Biografia
LA LIBERTÀ DEL LIMITE (di Lorenzo Fiorucci)
Nel campo delle arti si è soliti considerare, in modo forse ancora troppo romantico, l’artista come colui che dispone della massima espressione di libertà nell’esercizio funzionale della creazione. La storia, ed in particolare la storia del Novecento, è ricca di esempi in tal senso; si pensi alla spregiudicatezza di Marcel Duchamp, che si permette di “violare” la sacralità iconica della Gioconda, o di Lucio Fontana che con estrema libertà gestuale lacera la tela concedendo, all’osservatore, il privilegio di una nuova visione di spazialità cosmica.

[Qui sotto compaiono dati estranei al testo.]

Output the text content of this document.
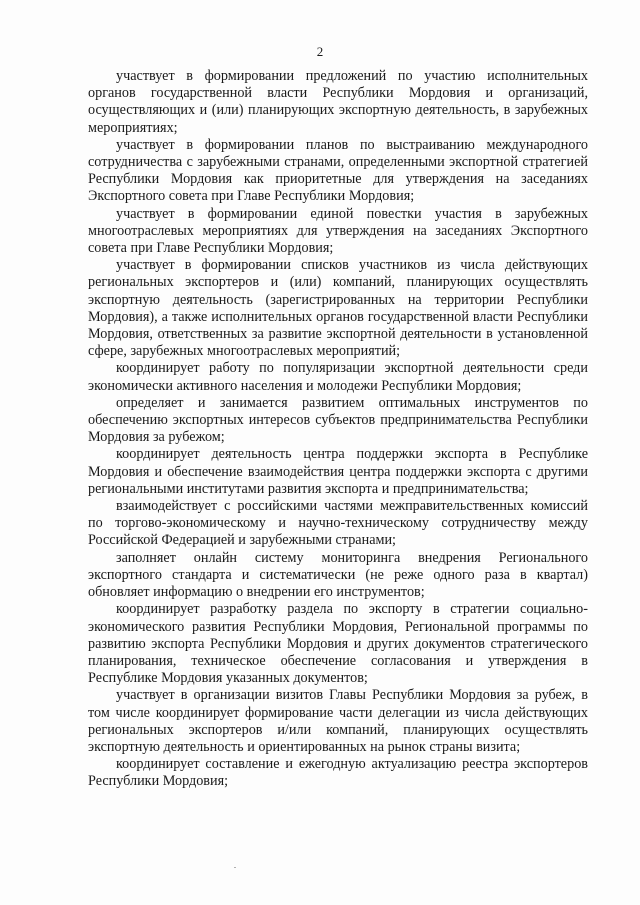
2

участвует в формировании предложений по участию исполнительных органов государственной власти Республики Мордовия и организаций, осуществляющих и (или) планирующих экспортную деятельность, в зарубежных мероприятиях;

участвует в формировании планов по выстраиванию международного сотрудничества с зарубежными странами, определенными экспортной стратегией Республики Мордовия как приоритетные для утверждения на заседаниях Экспортного совета при Главе Республики Мордовия;

участвует в формировании единой повестки участия в зарубежных многоотраслевых мероприятиях для утверждения на заседаниях Экспортного совета при Главе Республики Мордовия;

участвует в формировании списков участников из числа действующих региональных экспортеров и (или) компаний, планирующих осуществлять экспортную деятельность (зарегистрированных на территории Республики Мордовия), а также исполнительных органов государственной власти Республики Мордовия, ответственных за развитие экспортной деятельности в установленной сфере, зарубежных многоотраслевых мероприятий;

координирует работу по популяризации экспортной деятельности среди экономически активного населения и молодежи Республики Мордовия;

определяет и занимается развитием оптимальных инструментов по обеспечению экспортных интересов субъектов предпринимательства Республики Мордовия за рубежом;

координирует деятельность центра поддержки экспорта в Республике Мордовия и обеспечение взаимодействия центра поддержки экспорта с другими региональными институтами развития экспорта и предпринимательства;

взаимодействует с российскими частями межправительственных комиссий по торгово-экономическому и научно-техническому сотрудничеству между Российской Федерацией и зарубежными странами;

заполняет онлайн систему мониторинга внедрения Регионального экспортного стандарта и систематически (не реже одного раза в квартал) обновляет информацию о внедрении его инструментов;

координирует разработку раздела по экспорту в стратегии социально-экономического развития Республики Мордовия, Региональной программы по развитию экспорта Республики Мордовия и других документов стратегического планирования, техническое обеспечение согласования и утверждения в Республике Мордовия указанных документов;

участвует в организации визитов Главы Республики Мордовия за рубеж, в том числе координирует формирование части делегации из числа действующих региональных экспортеров и/или компаний, планирующих осуществлять экспортную деятельность и ориентированных на рынок страны визита;

координирует составление и ежегодную актуализацию реестра экспортеров Республики Мордовия;
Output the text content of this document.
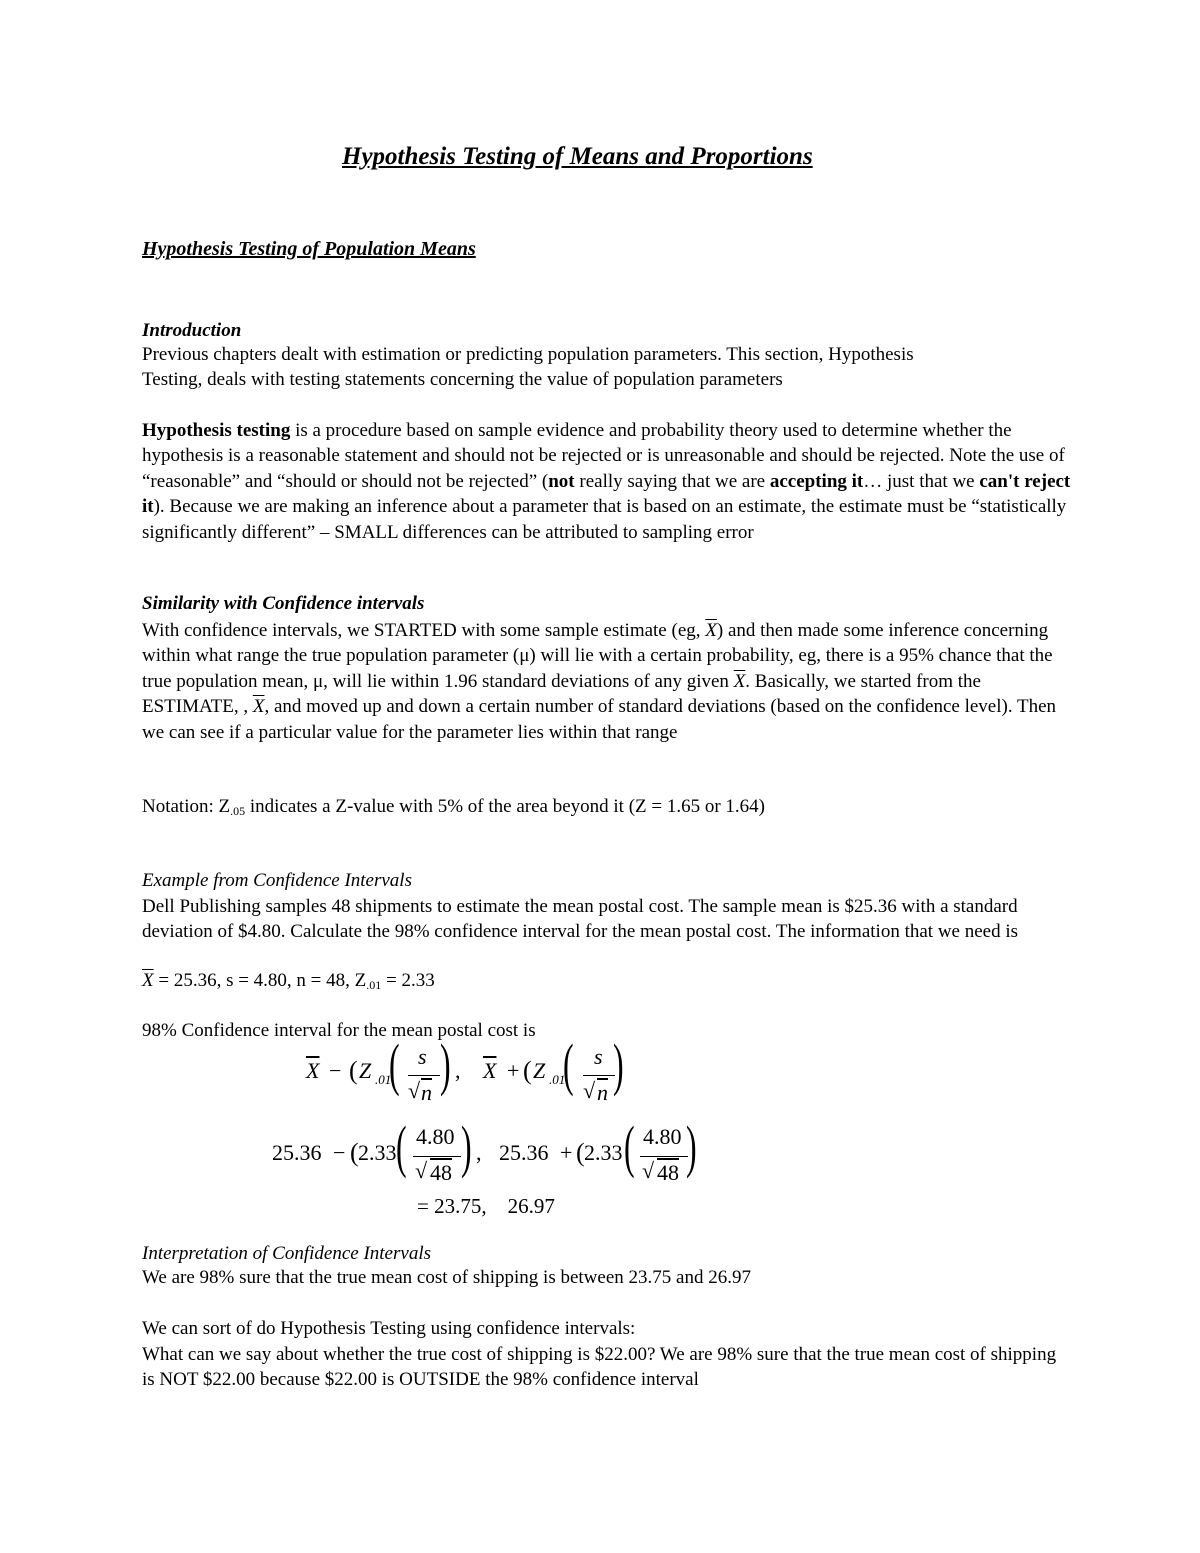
Hypothesis Testing of Means and Proportions
Hypothesis Testing of Population Means
Introduction
Previous chapters dealt with estimation or predicting population parameters. This section, Hypothesis
Testing, deals with testing statements concerning the value of population parameters
Hypothesis testing is a procedure based on sample evidence and probability theory used to determine whether the hypothesis is a reasonable statement and should not be rejected or is unreasonable and should be rejected. Note the use of “reasonable” and “should or should not be rejected” (not really saying that we are accepting it… just that we can't reject it). Because we are making an inference about a parameter that is based on an estimate, the estimate must be “statistically significantly different” – SMALL differences can be attributed to sampling error
Similarity with Confidence intervals
With confidence intervals, we STARTED with some sample estimate (eg, $\overline{X}$) and then made some inference concerning within what range the true population parameter (μ) will lie with a certain probability, eg, there is a 95% chance that the true population mean, μ, will lie within 1.96 standard deviations of any given $\overline{X}$. Basically, we started from the ESTIMATE, , $\overline{X}$, and moved up and down a certain number of standard deviations (based on the confidence level). Then we can see if a particular value for the parameter lies within that range
Notation: $Z_{.05}$ indicates a Z-value with 5% of the area beyond it (Z = 1.65 or 1.64)
Example from Confidence Intervals
Dell Publishing samples 48 shipments to estimate the mean postal cost. The sample mean is $25.36 with a standard deviation of $4.80. Calculate the 98% confidence interval for the mean postal cost. The information that we need is
$\overline{X} = 25.36$, s = 4.80, n = 48, $Z_{.01} = 2.33$
98% Confidence interval for the mean postal cost is
$\overline{X}$ − ( Z .01
( s
√ n ) , $\overline{X}$ + ( Z .01
( s
√ n )
25.36 − ( 2.33 ( 4.80
√ 48 ) , 25.36 + ( 2.33 ( 4.80
√ 48 )
= 23.75,    26.97
Interpretation of Confidence Intervals
We are 98% sure that the true mean cost of shipping is between 23.75 and 26.97
We can sort of do Hypothesis Testing using confidence intervals:
What can we say about whether the true cost of shipping is $22.00? We are 98% sure that the true mean cost of shipping is NOT $22.00 because $22.00 is OUTSIDE the 98% confidence interval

Eppure c’è stato, e c’è ancora, un modo di concepire l’arte che fa del limite lo strumento di creazione privilegiato. Una storia che in Italia trova i suoi prodromi già nel secondo dopoguerra in cui all’interno del Movimento d’Arte Concreta, e di questi attraverso soprattutto il lavoro di Bruno Munari, ci si interroga sugli aspetti metodologici del processo artistico, anche se la piena consapevolezza dell’arte programmata si ha in modo strutturato a seguito della crisi dell’Informale, nei primi anni Sessanta. A parte Carlo Giulio Argan che di questa corrente artistica fu il critico che maggiormente si spese in Italia, è Umberto Eco colui che è riuscito a sintetizzare la definizione di questo momento artistico chiarendo come questa sia “una singolare dialettica tra caso e programma, tra matematica e azzardo, tra concezione pianificata e libera accettazione di quel che avverrà, ma avverrà secondo precise linee formative predisposte che non negano la spontaneità, ma le pongono degli argini e delle direzioni possibili”.

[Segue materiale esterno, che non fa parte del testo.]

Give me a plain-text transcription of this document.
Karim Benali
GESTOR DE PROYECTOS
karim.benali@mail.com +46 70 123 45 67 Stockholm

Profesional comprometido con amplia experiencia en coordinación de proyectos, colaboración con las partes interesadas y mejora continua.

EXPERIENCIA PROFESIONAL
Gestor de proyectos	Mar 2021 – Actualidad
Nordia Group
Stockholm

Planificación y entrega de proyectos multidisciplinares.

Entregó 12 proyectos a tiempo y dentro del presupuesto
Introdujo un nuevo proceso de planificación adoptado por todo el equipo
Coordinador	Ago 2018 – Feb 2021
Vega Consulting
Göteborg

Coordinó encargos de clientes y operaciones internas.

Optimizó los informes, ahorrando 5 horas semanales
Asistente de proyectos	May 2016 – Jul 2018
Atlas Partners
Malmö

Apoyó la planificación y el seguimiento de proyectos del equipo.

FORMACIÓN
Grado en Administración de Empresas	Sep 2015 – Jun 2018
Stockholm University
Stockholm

Questo breve quadro storico credo sia necessario per comprendere il sentiero originario entro il quale si muove oggi la ricerca di Daniele de Lorenzo, il cui impegno si concentra da molti anni nell’indagare la forma artistica non più come rappresentazione narrativa del reale, ma piuttosto come strumento di registrazione di un modus operandi, che definito dal processo creativo si palesa nel quadro come risultante del processo stesso. L’artista suddivide il lavoro in più fasi, stabilendo preliminarmente la regola che funge da limite entro cui l’artista intende dipanare il processo artistico. Il limite, come anche lo stesso de Lorenzo sostiene, è un “quotidiano esercizio di auto-sottrazione”, ma è un togliere solo apparente, rappresenta infatti un confine entro cui liberare le infinite possibilità combinatorie di pattern numerici elaborati con l’ausilio di un software. Il limite non è altro che l’adozione di un codice che ribalta il tradizionale concetto di rappresentazione e che una volta sviluppato da forma al numero; dapprima, attraverso il supporto tecnologico del computer e del video e, successivamente, con una trascrizione puntuale delle combinazioni numeriche nella tela. Un processo che può apparire asettico e distaccato, ma che nasconde una complessa elaborazione di dati stratificati in sequenza sulla tela. Solo nell’ultima fase interviene una gestualità risolutiva in cui la componente di casualità entra in gioco in modo dirimente. Infatti sulla tela ancora fresca di colore l’artista compie un gesto rapido e imprevedibile, facendo scorrere lungo tutta la superficie un’asse che compie una triplice azione: appiattisce gli strati di colore sovrapposti, segna la tela lasciando imprevedibili scie, e rivela ciò che la superficie tende a celare. Il tutto determina il compimento ultimo del dipinto. Un processo che de Lorenzo ripete in modo rigoroso seguendo i dettami dei limiti che si auto-impone dimostrando come sia possibile fare di questi un elemento di conoscenza e infinita libertà.